There were two boxes that belonged to our sister who passed away 21 years ago filled with pictures of hers and pictures of her friends. They held her memories book from high school, her wedding album, work ID cards and other mementos. As we sorted through these I got really sad, like I often do when I think of my sister's very short 42 years on this earth. This time though I looked at those two boxes and I told my sisters that it made me so sad to think that our life can end up in two boxes that people have to sort through and that nobody knows what to do with your stuff.
One of the photos we found in the other boxes was my sister's (the organizer) prom picture. We talked about her prom date and other friends. She told us that she had heard that one of our old guy friends was sick. We were surprised and that led to a phone call and she placed it on speaker. He answered and told us he was in the hospital but that he was getting out that day or the next. However, he was going to have to go to an assisted living facility because he didn't have anyone to help take care of him. We looked at one another in shock and dismay.

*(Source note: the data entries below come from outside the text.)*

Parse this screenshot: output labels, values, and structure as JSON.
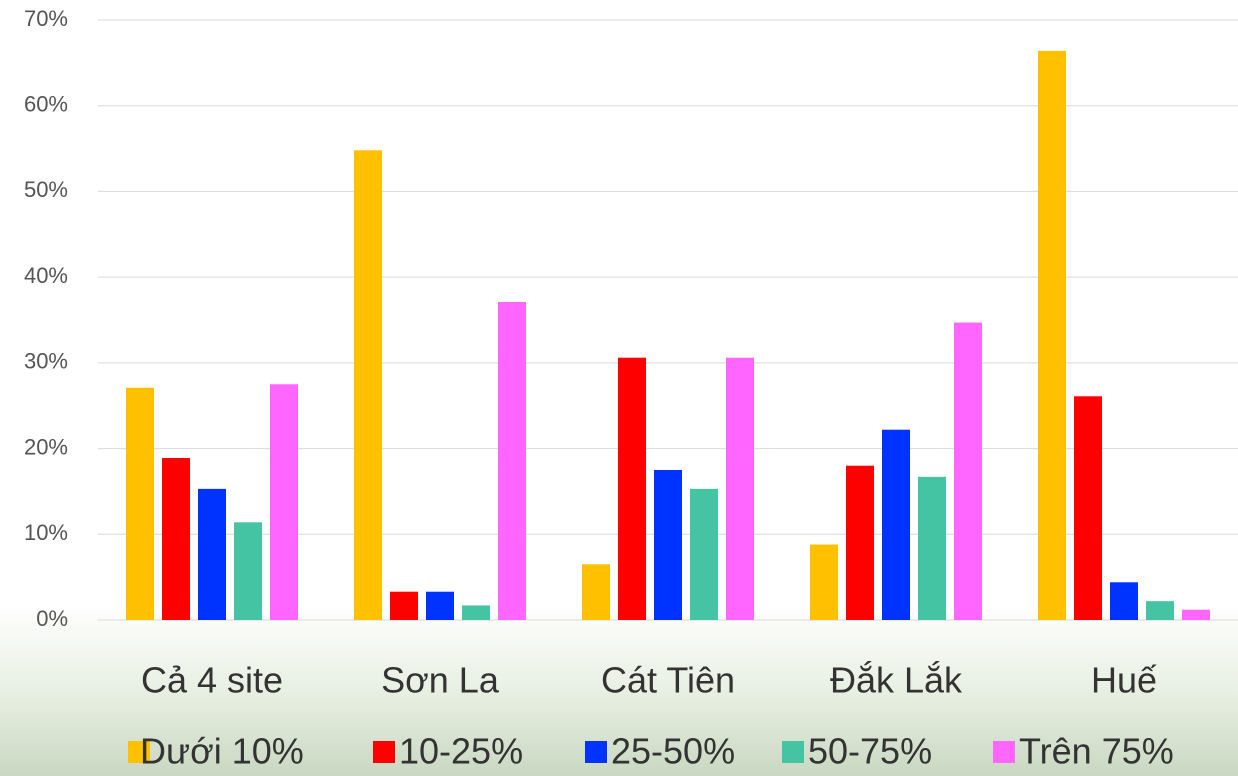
{
  "chart_data": {
    "type": "bar",
    "categories": [
      "Cả 4 site",
      "Sơn La",
      "Cát Tiên",
      "Đắk Lắk",
      "Huế"
    ],
    "series": [
      {
        "name": "Dưới 10%",
        "color": "#FFC000",
        "values": [
          27.1,
          54.8,
          6.5,
          8.8,
          66.4
        ]
      },
      {
        "name": "10-25%",
        "color": "#FF0000",
        "values": [
          18.9,
          3.3,
          30.6,
          18.0,
          26.1
        ]
      },
      {
        "name": "25-50%",
        "color": "#0033FF",
        "values": [
          15.3,
          3.3,
          17.5,
          22.2,
          4.4
        ]
      },
      {
        "name": "50-75%",
        "color": "#45C4A4",
        "values": [
          11.4,
          1.7,
          15.3,
          16.7,
          2.2
        ]
      },
      {
        "name": "Trên 75%",
        "color": "#FF66FF",
        "values": [
          27.5,
          37.1,
          30.6,
          34.7,
          1.2
        ]
      }
    ],
    "ylim": [
      0,
      70
    ],
    "yticks": [
      {
        "value": 0,
        "label": "0%"
      },
      {
        "value": 10,
        "label": "10%"
      },
      {
        "value": 20,
        "label": "20%"
      },
      {
        "value": 30,
        "label": "30%"
      },
      {
        "value": 40,
        "label": "40%"
      },
      {
        "value": 50,
        "label": "50%"
      },
      {
        "value": 60,
        "label": "60%"
      },
      {
        "value": 70,
        "label": "70%"
      }
    ],
    "grid": true,
    "legend": "bottom"
  }
}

This all led to me going to visit him first then my sister who was closest to him went to visit him at home and has been helping him ever since. She was once in love with him when she was a teenager but they both married other people, twice... Now here is he is very close to the end of his life on kidney dialysis and she is helping to take care of him. So many missed opportunities in life...

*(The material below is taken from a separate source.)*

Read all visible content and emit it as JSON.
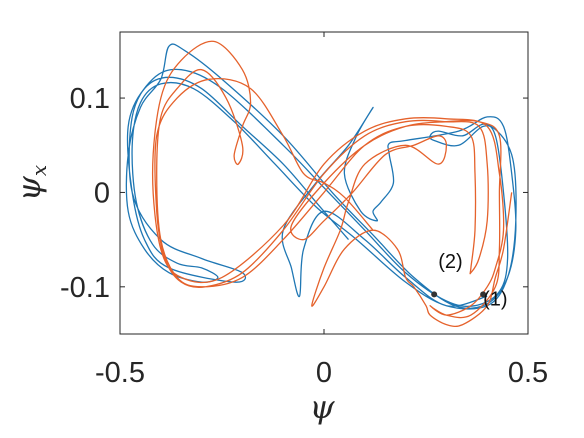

So all of these things make me think about life, my life, my kids' lives... my happiness, my reality, my responsibilities. A friend gave me the venn diagram above and it's such a great synopsis of life. It's so hard to find that #WIN. When we end up in one of the other spaces we do what we can and we try to be happy and that's where most of us are.
As I'm making changes in my life this year and concentrating on my three words, Clarity, Liberty and Healthy, I am trying to work a lot harder on remembering that people pray for the things that I have. Two brilliant healthy children, I OWN (or paying) a house, I just paid off my small mortgage, I've had a rich full life and I've travelled more places that many people. The list can go on, which is why I know that I have a lot of things to appreciate.
In addition to making changes, like running and eating better, I'm also working on positive thinking and believing more in affirmations and in the power of the universe, without sounding too new agey. I'm practicing gratitude, reviewing my vision boards, visualizing, making affirmations, meditating, making a positive list and other things. These are all part of my clarity and liberty words for the year. I want to create my own #WIN.